Samsung Electronics Co. Executive Chairman Jay Y. Lee scored an important victory Monday after a Seoul court acquitted him of stock manipulation charges, finally removing the threat of jail time that dogged the billionaire for years.

A Seoul Central District Court judge delivered the verdict after about an hour’s recitation of the ruling, which focused on whether evidence pointed to Lee manipulating a deal years ago to gain more influence within Samsung. His acquittal lifts a weight off the word’s largest maker of memory chips and displays, which is struggling with a global downturn and a stiff challenge from Apple Inc. in smartphones and SK Hynix Inc. in the nascent field of AI.
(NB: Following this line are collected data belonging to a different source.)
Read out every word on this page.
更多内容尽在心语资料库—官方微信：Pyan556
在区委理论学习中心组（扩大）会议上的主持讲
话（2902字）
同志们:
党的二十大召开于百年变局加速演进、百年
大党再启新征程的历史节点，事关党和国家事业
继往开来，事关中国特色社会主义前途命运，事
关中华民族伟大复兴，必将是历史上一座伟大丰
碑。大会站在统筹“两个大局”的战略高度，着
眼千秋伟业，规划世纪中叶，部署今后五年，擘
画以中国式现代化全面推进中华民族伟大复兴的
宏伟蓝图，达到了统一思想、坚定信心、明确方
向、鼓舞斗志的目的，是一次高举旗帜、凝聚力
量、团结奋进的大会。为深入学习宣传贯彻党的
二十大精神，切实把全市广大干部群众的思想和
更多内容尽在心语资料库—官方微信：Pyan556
Lee, 55, was embroiled for years in legal struggles that rocked the tech establishment and triggered a political scandal that led to the impeachment of former President Park Geun-hye. In November, prosecutors sought a five-year prison sentence along with a 500 million won ($376,000) fine for Lee on charges of stock-price rigging and accounting fraud. The charges were connected to the controversial 2015 merger of two Samsung affiliates that prosecutors said helped cement Lee’s control of the conglomerate.
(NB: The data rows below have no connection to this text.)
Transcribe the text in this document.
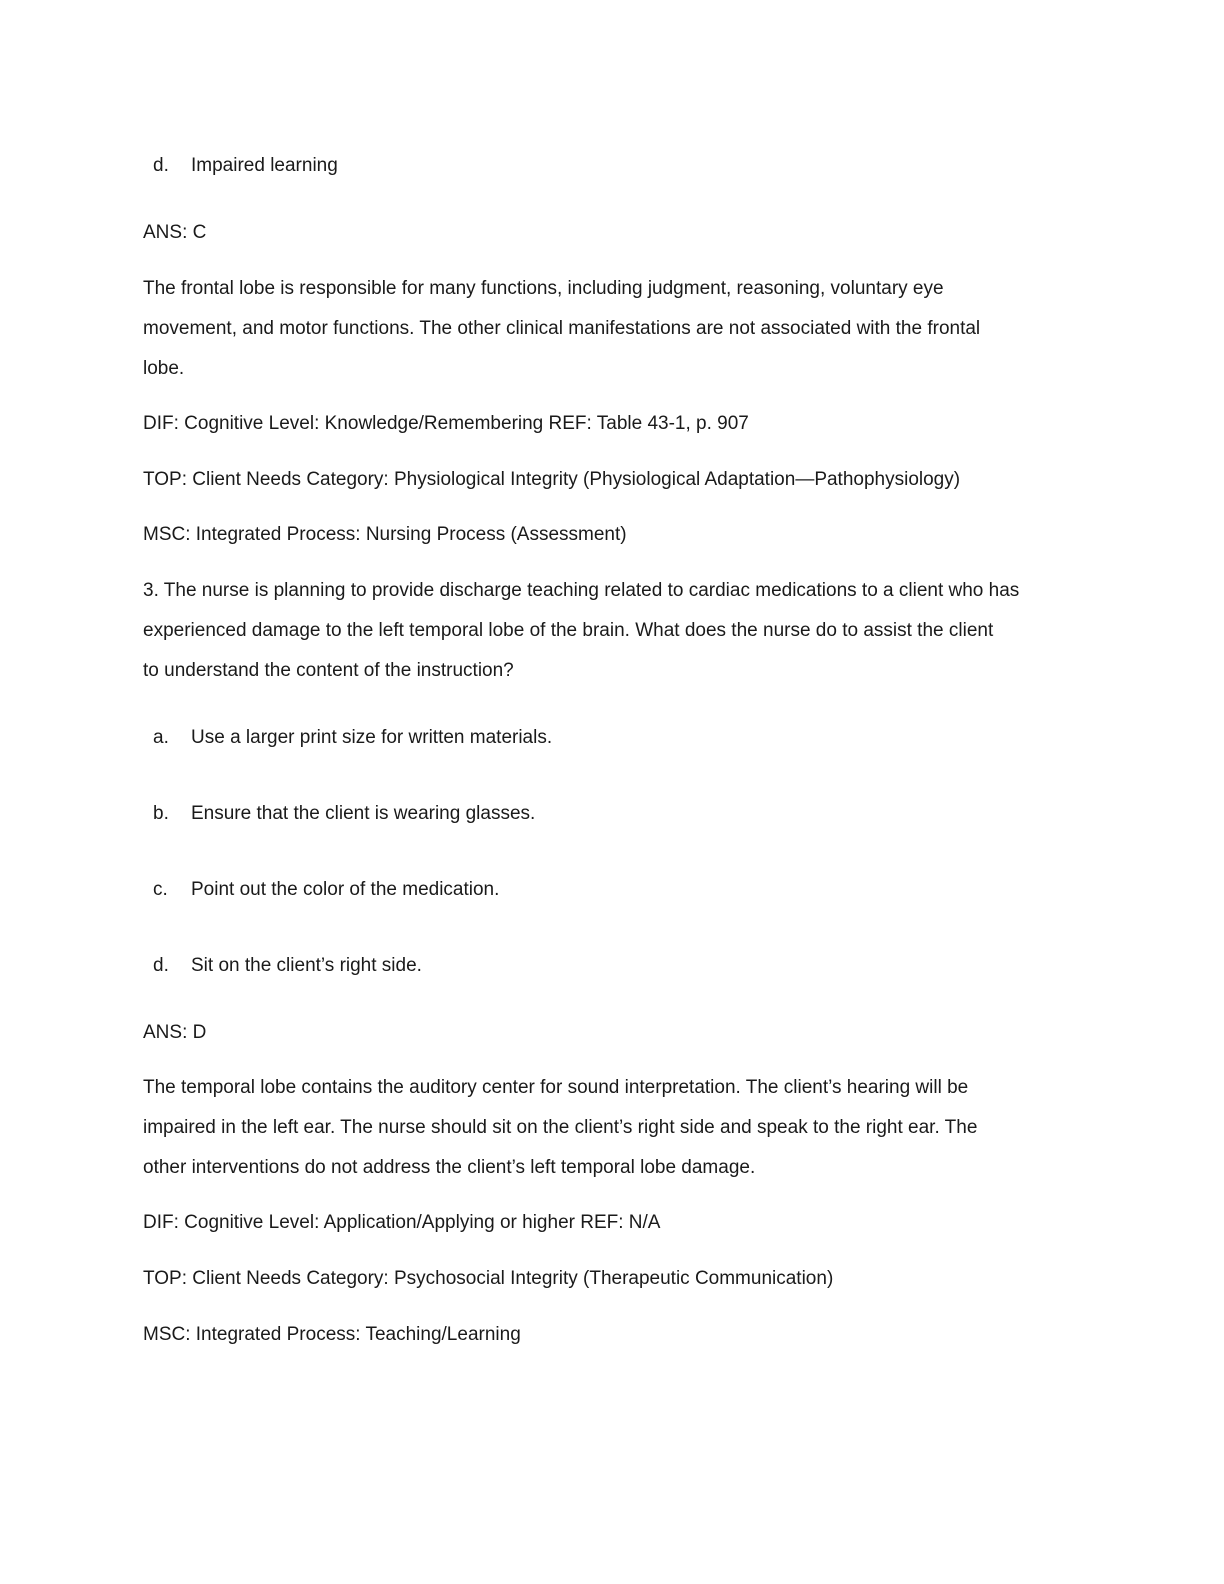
d.	Impaired learning
ANS: C
The frontal lobe is responsible for many functions, including judgment, reasoning, voluntary eye
movement, and motor functions. The other clinical manifestations are not associated with the frontal
lobe.
DIF: Cognitive Level: Knowledge/Remembering REF: Table 43-1, p. 907
TOP: Client Needs Category: Physiological Integrity (Physiological Adaptation—Pathophysiology)
MSC: Integrated Process: Nursing Process (Assessment)
3. The nurse is planning to provide discharge teaching related to cardiac medications to a client who has
experienced damage to the left temporal lobe of the brain. What does the nurse do to assist the client
to understand the content of the instruction?
a.	Use a larger print size for written materials.
b.	Ensure that the client is wearing glasses.
c.	Point out the color of the medication.
d.	Sit on the client’s right side.
ANS: D
The temporal lobe contains the auditory center for sound interpretation. The client’s hearing will be
impaired in the left ear. The nurse should sit on the client’s right side and speak to the right ear. The
other interventions do not address the client’s left temporal lobe damage.
DIF: Cognitive Level: Application/Applying or higher REF: N/A
TOP: Client Needs Category: Psychosocial Integrity (Therapeutic Communication)
MSC: Integrated Process: Teaching/Learning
Special prosecutors first indicted him in 2017 on separate charges of bribery and corruption, alleging Samsung provided horses and other payments to a confidante of Park’s in exchange for government support in his succession. He was convicted and spent time in and out of jail until he was paroled in 2021.

In 2022, he secured a presidential pardon from the graft charges, allowing him to formally take the helm of the conglomerate that his grandfather created in 1938. 
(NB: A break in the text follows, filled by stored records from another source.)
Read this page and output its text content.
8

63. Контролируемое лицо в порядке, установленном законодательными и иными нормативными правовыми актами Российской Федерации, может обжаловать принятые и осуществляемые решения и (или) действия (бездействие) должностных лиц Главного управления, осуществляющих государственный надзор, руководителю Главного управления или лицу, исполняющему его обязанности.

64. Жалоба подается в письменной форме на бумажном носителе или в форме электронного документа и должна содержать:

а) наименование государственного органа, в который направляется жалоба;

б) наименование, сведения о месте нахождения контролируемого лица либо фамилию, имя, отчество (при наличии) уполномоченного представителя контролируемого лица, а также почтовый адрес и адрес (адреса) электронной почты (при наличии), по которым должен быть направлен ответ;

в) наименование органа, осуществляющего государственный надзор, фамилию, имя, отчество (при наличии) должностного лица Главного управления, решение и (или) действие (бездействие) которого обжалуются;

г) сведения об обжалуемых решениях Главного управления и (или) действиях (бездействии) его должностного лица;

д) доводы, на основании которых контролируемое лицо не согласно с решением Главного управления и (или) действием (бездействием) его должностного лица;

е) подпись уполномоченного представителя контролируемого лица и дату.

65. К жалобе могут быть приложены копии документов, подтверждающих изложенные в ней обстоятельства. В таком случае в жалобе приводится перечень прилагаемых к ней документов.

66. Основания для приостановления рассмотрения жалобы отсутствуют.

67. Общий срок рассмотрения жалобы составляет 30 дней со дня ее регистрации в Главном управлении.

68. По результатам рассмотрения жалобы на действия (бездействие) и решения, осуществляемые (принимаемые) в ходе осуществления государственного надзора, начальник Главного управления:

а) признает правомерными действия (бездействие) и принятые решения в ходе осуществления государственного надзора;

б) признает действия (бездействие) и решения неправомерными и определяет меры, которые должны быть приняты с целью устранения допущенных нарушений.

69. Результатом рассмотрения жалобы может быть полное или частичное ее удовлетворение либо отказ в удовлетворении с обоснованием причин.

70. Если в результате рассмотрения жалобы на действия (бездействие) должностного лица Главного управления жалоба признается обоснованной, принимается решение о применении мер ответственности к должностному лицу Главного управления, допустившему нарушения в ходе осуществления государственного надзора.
Monday’s case was related to the original charges, and centers on whether Lee and Samsung used illegal means to help him take control of the Samsung Group, which also encompasses shipbuilding, construction and finance. Lee has denied wrongdoing and in his final argument in November, he pleaded for a chance to lead South Korea’s biggest company at a time of heightened geopolitical risks and technological disruption.

The verdict is especially encouraging to a company struggling to find a way out of a global smartphone and memory chip slump that’s engulfed the industry’s largest players for well over a year. In January, Samsung posted its fourth straight quarter of profit decline, underscoring the extent to which its fortunes have waned alongside macroeconomic and demand declines.

At the same time, the company is in the unaccustomed position of playing catch-up to SK Hynix, which has sped ahead in the promising field of high-bandwidth memory. Such HBM chips are used to help Nvidia Corp.’s accelerators in training artificial intelligence models.

Samsung said its HBM sales rose by more than 40% in the December quarter, and that memory demand showed signs of recovery, with mobile shipments expected to grow.